Best practices for vetting new module owners?


(Robert Kieffer) #1

In light of the “event-stream incident”, are there any formal guidelines/best practices for how to go about transitioning ownership of a module?

For context, I maintain the node-int64 project. I have had little/no interest in maintaining it for several years, but it has “significant” adoption (130+ dependents, 4M downloads/week). I recently added a “Hey, this is no longer maintained / I’m looking for someone to take over” blurb to the README, but I don’t want to risk another event-stream incident. So if/when someone offers to take over, what do people recommend as far as verifying a potential (co)owner’s suitability?


(Adam Baldwin) #2

This is a difficult problem. I certainly don’t have the answer to this but I have some thoughts. There are whole industries dedicated to background checks and interview processes and bad eggs still manage to make their ways into organizations. Maintainers that have moved on from a project or don’t have the time or have burned out typically don’t have the time to go through a rigorous background check process.

Have they contributed to other projects
For me I think I would look at their historic contributions to other projects. This is problematic in a few ways. Maybe all their experience is in a classified space and now they are branching out as their career has changed (I have a few friends in this space that are treated as not having experience because of this). Maybe they are a fresh maintainer with little experience, does that make them unqualified? Maybe?

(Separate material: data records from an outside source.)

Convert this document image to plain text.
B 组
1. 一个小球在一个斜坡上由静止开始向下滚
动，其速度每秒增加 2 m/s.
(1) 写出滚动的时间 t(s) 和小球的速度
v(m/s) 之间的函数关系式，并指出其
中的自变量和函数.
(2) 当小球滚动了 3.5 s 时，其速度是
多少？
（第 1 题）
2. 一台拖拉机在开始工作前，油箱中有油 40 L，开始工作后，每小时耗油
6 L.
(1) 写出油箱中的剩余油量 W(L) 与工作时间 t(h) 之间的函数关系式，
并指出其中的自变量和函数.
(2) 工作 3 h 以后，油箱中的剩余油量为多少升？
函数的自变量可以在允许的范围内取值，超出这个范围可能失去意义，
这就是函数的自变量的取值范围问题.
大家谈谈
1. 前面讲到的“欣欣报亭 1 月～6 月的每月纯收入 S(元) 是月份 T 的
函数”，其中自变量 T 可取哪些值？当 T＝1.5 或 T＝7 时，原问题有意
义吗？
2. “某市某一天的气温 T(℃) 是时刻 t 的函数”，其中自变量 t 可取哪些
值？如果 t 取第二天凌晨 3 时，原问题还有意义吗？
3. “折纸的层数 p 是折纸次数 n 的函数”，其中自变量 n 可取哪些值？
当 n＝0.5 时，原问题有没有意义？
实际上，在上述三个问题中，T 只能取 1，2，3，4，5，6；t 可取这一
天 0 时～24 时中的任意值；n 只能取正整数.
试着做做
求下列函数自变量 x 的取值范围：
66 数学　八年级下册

What have their contributions been to the project?
One might think a good strategy is to give them commit bit or ask them to submit pull requests and then keep control over the publication and distribution process for a period of time. This also isn’t going to be perfect and protect against those long cons with very specific targets in mind.

Start with past contributors
Maybe the right strategy is to start by asking past contributors if they would like a new responsibility. They are a bit more trusted and have already contributed and aren’t coming begging to take over a popular module.